O al contrario «non sarebbe meglio prendere sul serio l'idea di utilizzare Termini per un polo delle energie rinnovabili dove si fa ricerca e si costruiscono materialmente gli impianti puntando con forza sull'innovazione tecnologica?».

Quindi utilizzare le risorse pubbliche per riconvertire quella parte di azienda garantendo un futuro più stabile a chi ci lavora e innescare un germoglio di nuova politica industriale al sud, che abbia possibilità di svilupparsi senza bisogno del continuo apporto di ossigeno, quale appunto può essere il settore della produzione di componenti e tecnologia nel campo delle  rinnovabili.

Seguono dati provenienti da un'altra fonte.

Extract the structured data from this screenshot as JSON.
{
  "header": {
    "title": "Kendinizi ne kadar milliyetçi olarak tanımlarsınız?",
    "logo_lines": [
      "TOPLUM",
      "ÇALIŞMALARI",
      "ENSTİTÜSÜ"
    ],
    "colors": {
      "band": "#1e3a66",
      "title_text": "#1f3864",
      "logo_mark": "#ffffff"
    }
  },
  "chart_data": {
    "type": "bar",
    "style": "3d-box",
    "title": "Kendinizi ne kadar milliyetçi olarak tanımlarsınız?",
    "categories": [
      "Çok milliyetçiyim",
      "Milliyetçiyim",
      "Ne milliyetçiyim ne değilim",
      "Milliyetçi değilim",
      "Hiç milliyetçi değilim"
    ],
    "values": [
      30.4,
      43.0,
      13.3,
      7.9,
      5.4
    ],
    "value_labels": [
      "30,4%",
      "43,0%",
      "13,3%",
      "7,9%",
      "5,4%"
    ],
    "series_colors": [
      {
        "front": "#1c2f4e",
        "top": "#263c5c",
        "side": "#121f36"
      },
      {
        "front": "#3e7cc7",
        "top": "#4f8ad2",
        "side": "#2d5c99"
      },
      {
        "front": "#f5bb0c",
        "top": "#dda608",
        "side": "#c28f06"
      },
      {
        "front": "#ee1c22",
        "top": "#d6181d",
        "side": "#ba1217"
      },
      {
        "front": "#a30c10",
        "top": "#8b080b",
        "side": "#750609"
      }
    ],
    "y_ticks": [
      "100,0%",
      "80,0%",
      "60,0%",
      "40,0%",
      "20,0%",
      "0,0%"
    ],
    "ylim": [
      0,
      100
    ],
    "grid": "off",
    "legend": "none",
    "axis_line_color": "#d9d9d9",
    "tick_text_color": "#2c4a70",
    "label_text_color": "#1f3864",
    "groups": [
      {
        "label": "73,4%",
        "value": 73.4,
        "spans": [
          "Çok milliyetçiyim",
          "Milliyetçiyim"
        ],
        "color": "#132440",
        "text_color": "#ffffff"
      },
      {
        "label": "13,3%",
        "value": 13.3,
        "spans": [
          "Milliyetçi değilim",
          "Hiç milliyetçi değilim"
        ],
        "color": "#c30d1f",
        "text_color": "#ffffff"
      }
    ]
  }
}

«Per farlo- dice Ferrante- però abbiamo bisogno di liberarci dal riflesso condizionato per cui di fronte alla crisi l'unica risposta che sappiamo trovare è la difesa dell'esistente, sempre e comunque. Un vizio non solo della destra conservatrice che nulla vuole cambiare, un vizio troppo spesso anche nostro, del centrosinistra che così manca alla sua vocazione riformista. Proviamo a liberarcene, forze politiche e sindacali, proviamo a trovare risposte originali e dense di speranza proprio a partire da Termini Imerese». 

La vicenda di termini Imprese potrebbe, allora, diventare emblematica anche per l'occasione che offre per un cambiamento di approccio politico da parte del centrosinistra per riconquistare quella che anni fa era la sua base elettorale, ovvero il mondo dei lavoratori dell'industria, che rappresentano invece ormai la base elettorale del Pdl.

Come emerge dal sondaggio Ipsos pubblicato dal Sole 24 ore di oggi infatti, il partito di maggioranza, Pdl, cresce (+3% rispetto alle europee) ed ha una base elettorale sempre più legata al mondo operaio (il 36%) e sempre più alle regioni del Mezzogiorno, dove sfiora la maggioranza assoluta. In questo sondaggio anche il Pd avanza (+4% rispetto alle europee) e mantiene un vantaggio nelle categorie del pubblico impiego, ma rimane comunque secondo al partito del premier.

«Una spiegazione al fenomeno della tenuta di Berlusconi e del suo governo»- commenta Roberto D'alimonte- si può trovare nel fatto che «in una democrazia bipolare- (come quella che emerge sempre più evidente dal sondaggio Ipsos, ndr)-il consenso va a chi sa esprimere leaderhip e unità d'intenti. Berlusconi lo ha capito da tempo. Gli altri no».

Perché non provare allora ad esprimere una leadership da parte del Pd che sappia riconquistare il mondo degli operai, offrendo loro una visione chiara e unitaria di quella che dovrà e potrà essere la politica industriale per il futuro, ovvero una politica che non potrà accontentarsi delle poche briciole di oggi senza alcuna garanzia per il domani e che non potrà che tenere conto della necessità di riconvertirla in chiave ecologica.